The motivation behind this volume is to pull together the divergent approaches through which the mechanisms that link the genotype and phenotype maps are explored. A thorough treatment of epigenetics, however defined, is well beyond the scope of a single volume such as this. What we have done, however, is to pull together scholars who are using the concept of epigenetics in a variety of contexts to show the common root of these approaches, mostly in the work of Waddington and Schmalhausen, and to show the connections that still exist between these approaches. It is likely that as the field of molecular epigenetics grows those who use epigenetics in the context of chromatin modification will be increasingly unaware of its roots in the developmental and evolutionary biology of the 1940s and 50s. It is also possible that systems biology will recreate much of the theoretical framework of higher-level epigenetics without reference to its conceptual roots.
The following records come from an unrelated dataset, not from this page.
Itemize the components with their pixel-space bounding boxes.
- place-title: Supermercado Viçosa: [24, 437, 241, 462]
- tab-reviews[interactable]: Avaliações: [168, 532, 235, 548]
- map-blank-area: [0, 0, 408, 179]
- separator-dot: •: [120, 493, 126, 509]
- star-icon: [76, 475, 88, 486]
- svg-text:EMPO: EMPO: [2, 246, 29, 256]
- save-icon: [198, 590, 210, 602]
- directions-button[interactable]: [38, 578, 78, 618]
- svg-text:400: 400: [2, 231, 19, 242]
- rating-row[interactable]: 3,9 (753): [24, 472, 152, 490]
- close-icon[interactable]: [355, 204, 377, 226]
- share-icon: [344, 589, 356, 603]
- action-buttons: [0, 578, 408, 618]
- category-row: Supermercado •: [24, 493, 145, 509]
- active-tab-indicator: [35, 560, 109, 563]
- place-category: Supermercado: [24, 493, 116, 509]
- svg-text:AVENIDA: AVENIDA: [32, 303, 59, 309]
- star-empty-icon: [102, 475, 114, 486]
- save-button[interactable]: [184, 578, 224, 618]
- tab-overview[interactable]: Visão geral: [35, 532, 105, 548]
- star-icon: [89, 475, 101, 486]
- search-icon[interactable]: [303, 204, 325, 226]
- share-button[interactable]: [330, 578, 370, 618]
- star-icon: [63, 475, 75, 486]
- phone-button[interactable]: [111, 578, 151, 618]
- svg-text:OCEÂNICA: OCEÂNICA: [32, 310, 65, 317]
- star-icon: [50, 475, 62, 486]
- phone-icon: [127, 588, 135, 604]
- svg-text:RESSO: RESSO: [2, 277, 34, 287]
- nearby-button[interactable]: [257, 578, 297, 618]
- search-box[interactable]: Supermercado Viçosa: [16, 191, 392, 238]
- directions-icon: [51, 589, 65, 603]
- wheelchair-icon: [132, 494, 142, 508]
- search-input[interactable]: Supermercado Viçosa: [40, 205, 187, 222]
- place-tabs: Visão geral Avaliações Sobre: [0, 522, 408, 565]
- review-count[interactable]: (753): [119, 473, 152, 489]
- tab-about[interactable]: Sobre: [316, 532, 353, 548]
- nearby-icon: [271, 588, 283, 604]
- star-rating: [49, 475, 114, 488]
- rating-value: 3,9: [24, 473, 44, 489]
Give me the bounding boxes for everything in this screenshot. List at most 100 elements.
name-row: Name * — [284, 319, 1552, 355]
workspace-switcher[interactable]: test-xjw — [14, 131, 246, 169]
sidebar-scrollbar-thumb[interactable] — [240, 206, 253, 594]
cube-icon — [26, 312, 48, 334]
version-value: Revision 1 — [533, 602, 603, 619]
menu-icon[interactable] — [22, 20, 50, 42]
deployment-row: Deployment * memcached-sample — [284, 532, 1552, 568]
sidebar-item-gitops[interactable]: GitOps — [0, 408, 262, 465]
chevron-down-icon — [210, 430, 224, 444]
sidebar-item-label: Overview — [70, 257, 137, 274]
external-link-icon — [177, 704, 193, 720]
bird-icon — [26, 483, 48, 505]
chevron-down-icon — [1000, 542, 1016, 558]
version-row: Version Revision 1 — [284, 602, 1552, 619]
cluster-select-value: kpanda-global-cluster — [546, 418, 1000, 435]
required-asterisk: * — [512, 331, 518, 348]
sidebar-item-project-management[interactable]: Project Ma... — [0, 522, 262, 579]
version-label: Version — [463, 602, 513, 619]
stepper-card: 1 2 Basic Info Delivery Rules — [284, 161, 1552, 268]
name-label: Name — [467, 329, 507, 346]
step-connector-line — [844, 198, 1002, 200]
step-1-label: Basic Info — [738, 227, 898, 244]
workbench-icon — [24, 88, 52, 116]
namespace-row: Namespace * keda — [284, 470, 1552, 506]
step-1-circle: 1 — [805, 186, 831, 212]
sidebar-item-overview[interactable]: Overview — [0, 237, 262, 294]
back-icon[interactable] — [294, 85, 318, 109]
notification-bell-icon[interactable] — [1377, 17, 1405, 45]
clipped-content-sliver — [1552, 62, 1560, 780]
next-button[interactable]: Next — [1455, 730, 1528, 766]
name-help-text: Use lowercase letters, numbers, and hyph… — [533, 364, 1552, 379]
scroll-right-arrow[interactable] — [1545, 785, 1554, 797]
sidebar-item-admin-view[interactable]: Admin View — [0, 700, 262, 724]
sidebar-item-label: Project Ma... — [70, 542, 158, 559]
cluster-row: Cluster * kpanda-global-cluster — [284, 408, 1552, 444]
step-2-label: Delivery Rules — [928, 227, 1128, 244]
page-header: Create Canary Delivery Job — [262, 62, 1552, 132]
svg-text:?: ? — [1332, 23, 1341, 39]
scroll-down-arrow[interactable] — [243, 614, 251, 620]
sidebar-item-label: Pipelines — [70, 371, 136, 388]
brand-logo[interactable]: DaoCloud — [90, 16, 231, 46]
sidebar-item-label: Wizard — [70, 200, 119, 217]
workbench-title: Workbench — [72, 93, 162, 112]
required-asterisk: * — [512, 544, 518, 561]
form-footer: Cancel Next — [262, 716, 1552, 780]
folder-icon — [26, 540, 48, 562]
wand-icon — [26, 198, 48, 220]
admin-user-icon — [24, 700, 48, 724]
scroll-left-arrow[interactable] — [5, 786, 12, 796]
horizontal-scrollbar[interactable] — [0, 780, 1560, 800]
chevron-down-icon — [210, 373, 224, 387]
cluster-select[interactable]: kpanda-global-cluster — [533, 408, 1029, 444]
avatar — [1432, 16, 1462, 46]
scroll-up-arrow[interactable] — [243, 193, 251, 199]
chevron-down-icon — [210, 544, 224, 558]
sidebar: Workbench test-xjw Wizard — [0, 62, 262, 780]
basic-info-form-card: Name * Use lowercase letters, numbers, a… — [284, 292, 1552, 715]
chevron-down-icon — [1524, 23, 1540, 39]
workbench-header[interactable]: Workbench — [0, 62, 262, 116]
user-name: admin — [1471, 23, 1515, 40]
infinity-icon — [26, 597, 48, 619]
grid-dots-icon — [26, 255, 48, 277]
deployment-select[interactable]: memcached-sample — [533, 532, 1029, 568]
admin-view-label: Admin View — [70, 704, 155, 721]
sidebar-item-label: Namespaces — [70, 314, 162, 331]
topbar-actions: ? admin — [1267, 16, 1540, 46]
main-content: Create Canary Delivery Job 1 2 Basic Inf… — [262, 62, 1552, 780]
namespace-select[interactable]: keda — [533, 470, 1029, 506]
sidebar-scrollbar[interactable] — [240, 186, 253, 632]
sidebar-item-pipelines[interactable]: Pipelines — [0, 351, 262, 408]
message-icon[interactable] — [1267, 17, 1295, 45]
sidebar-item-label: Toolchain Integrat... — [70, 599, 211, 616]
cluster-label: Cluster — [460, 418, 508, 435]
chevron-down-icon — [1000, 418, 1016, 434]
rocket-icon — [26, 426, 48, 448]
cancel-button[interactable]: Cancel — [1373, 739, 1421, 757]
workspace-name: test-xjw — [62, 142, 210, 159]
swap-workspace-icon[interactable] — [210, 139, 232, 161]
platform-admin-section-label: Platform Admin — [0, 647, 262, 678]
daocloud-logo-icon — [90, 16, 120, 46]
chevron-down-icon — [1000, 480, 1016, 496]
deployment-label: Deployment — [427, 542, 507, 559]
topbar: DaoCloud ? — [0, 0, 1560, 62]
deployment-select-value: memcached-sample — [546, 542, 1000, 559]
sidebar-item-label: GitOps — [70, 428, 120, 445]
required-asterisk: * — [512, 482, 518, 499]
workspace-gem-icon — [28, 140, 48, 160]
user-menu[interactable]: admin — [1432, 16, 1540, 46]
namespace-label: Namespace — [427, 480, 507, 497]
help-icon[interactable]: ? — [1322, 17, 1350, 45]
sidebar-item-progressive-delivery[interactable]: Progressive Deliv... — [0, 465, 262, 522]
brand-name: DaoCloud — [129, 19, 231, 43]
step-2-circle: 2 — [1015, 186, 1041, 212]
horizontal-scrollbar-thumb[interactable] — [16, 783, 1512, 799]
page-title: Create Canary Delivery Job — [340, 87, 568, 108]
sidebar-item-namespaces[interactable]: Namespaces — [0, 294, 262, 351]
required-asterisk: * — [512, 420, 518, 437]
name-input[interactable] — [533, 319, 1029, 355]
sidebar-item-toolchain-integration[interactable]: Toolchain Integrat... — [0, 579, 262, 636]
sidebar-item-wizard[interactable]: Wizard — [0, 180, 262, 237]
An important aim of this book is an appeal against both of those trends. It is clear from the work presented in this volume that in the minds of many scholars the concept of epigenetics in the broad sense envisioned by Waddington still has theoretical coherence in the face of the monumental complexity of modern biology. Indeed, only an epigenetic approach will allow us to unravel that complexity. We hope that the reader will agree.